The notion of a “job guarantee” in America, once appropriately seen as a fringe idea lacking credibility, is growing in popularity among the Democratic Party.
Last week, the Washington Post reported that Democratic socialist Sen. Bernie Sanders of Vermont is crafting a proposal in which the federal government would guarantee a job that pays $15 an hour plus health insurance to any American “who wants or needs one.”
The plan, which Sanders hasn’t figured out how to fund yet, would call for the creation of hundreds of government projects throughout the country in fields ranging from infrastructure to caregiving in order to be able to guarantee a job to all American workers.
Two potential 2020 presidential candidates, Sen. Kirsten Gillibrand, D-New York, and Sen. Cory Booker, D-New Jersey, have lent their support to the idea, with the latter proposing a pilot program in 15 localities to see if the scheme can work.
While we’re sure Sanders, Gillibrand and Booker mean well in backing such an idea, as with other top-down government efforts to resolve complicated problems through government action, including rent control and minimum-wage increases, the job guarantee idea not only perverts the proper role of government, but is likely to yield a litany of unintended consequences.
Fundamentally, there’s nothing in the United States Constitution to indicate the founders believed that the proper role of the federal government was to provide jobs at $15 an hour plus benefits including health insurance to anyone who wanted one.
As inconvenient as the Constitution is to those whose primary desire is the dramatic expansion of federal powers, the document was written to constrain the powers of the federal government, not to facilitate the sort of government expansion desired by Sanders, Gillibrand and Booker.
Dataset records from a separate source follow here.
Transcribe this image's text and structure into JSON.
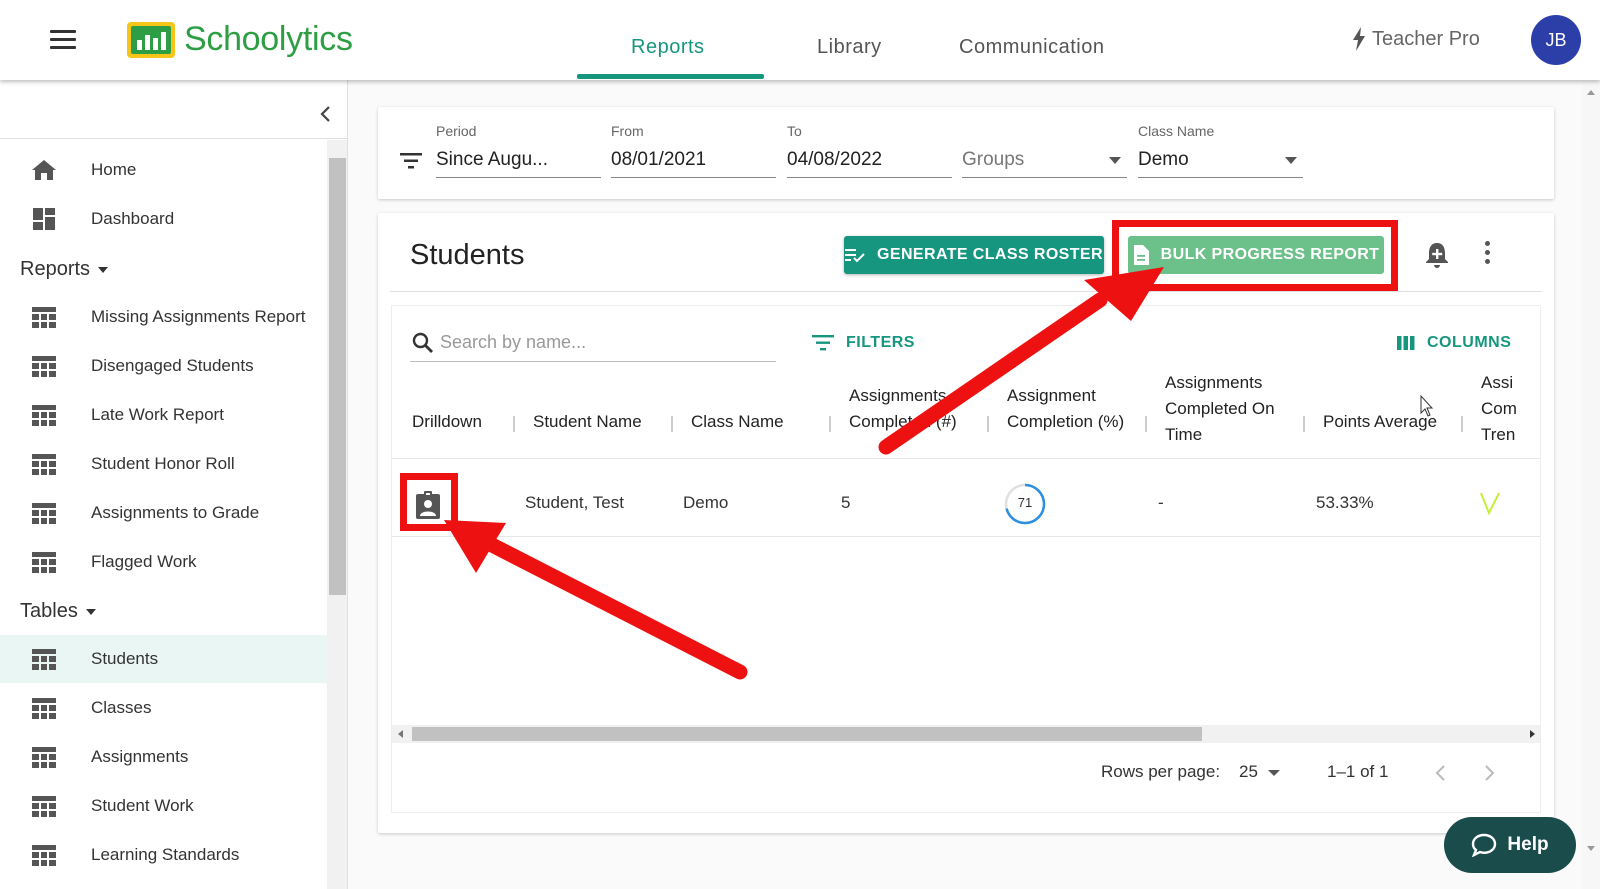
{
  "app": {
    "name": "Schoolytics",
    "brand_color": "#2e9e44",
    "accent_color": "#16967f"
  },
  "nav": {
    "tabs": [
      {
        "label": "Reports",
        "active": true
      },
      {
        "label": "Library",
        "active": false
      },
      {
        "label": "Communication",
        "active": false
      }
    ],
    "plan_label": "Teacher Pro",
    "avatar_initials": "JB"
  },
  "sidebar": {
    "top_items": [
      {
        "label": "Home",
        "icon": "home-icon"
      },
      {
        "label": "Dashboard",
        "icon": "dashboard-icon"
      }
    ],
    "reports_header": "Reports",
    "report_items": [
      {
        "label": "Missing Assignments Report",
        "icon": "table-icon"
      },
      {
        "label": "Disengaged Students",
        "icon": "table-icon"
      },
      {
        "label": "Late Work Report",
        "icon": "table-icon"
      },
      {
        "label": "Student Honor Roll",
        "icon": "table-icon"
      },
      {
        "label": "Assignments to Grade",
        "icon": "table-icon"
      },
      {
        "label": "Flagged Work",
        "icon": "table-icon"
      }
    ],
    "tables_header": "Tables",
    "table_items": [
      {
        "label": "Students",
        "icon": "table-icon",
        "active": true
      },
      {
        "label": "Classes",
        "icon": "table-icon"
      },
      {
        "label": "Assignments",
        "icon": "table-icon"
      },
      {
        "label": "Student Work",
        "icon": "table-icon"
      },
      {
        "label": "Learning Standards",
        "icon": "table-icon"
      }
    ]
  },
  "filters": {
    "period_label": "Period",
    "period_value": "Since Augu...",
    "from_label": "From",
    "from_value": "08/01/2021",
    "to_label": "To",
    "to_value": "04/08/2022",
    "groups_value": "Groups",
    "class_label": "Class Name",
    "class_value": "Demo"
  },
  "students": {
    "title": "Students",
    "roster_button": "GENERATE CLASS ROSTER",
    "bulk_button": "BULK PROGRESS REPORT",
    "search_placeholder": "Search by name...",
    "filters_label": "FILTERS",
    "columns_label": "COLUMNS",
    "headers": {
      "drilldown": "Drilldown",
      "student_name": "Student Name",
      "class_name": "Class Name",
      "assign_completed_1": "Assignments",
      "assign_completed_2": "Completed (#)",
      "completion_1": "Assignment",
      "completion_2": "Completion (%)",
      "on_time_1": "Assignments",
      "on_time_2": "Completed On",
      "on_time_3": "Time",
      "points_avg": "Points Average",
      "trend_1": "Assi",
      "trend_2": "Com",
      "trend_3": "Tren"
    },
    "rows": [
      {
        "student_name": "Student, Test",
        "class_name": "Demo",
        "assignments_completed": "5",
        "completion_pct": "71",
        "completion_fraction": 0.71,
        "on_time": "-",
        "points_average": "53.33%"
      }
    ],
    "pagination": {
      "rows_per_page_label": "Rows per page:",
      "rows_per_page_value": "25",
      "range": "1–1 of 1"
    }
  },
  "help": {
    "label": "Help"
  },
  "annotation_color": "#ee1111"
}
Even if someone dismisses the value of limited government, Sanders’ plan not only currently lacks a funding plan or even a cost estimate, but it comes at a time when the federal government is already on track to spend $1 trillion or more than it takes in nearly every year over the next decade.
And even for those who ignore basic math, the massive federal deficit and the likely skyrocketing cost of the proposal, Sanders’ plan is likely to create massive distortions in the job market.
According to Census data, more than 70 million Americans earned less than $32,500 in 2016, including over 40 million who worked full-time. Sanders’ plan would guarantee jobs with salaries of $31,200. Practically, this is likely to undermine the private sector’s ability to hire and retain workers, while massively swelling the portion of the labor force on the federal payroll. Inflation would likely follow, as would job losses in the private sector as the private sector grappled with higher labor costs.
Further, as with any large expenditure by government, there are likely to be greater incidents of cronyism and politically motivated allocations of government projects of variable value beyond providing jobs with benefits.
This sort of central planning is inconsistent with what America is and what it should be.
“From each according to his ability, to each according to his need,” might appeal to the economically naive, but it has no place in a free society. As such, it should remain only in the imaginations of aspiring central planners far removed from the corridors of power.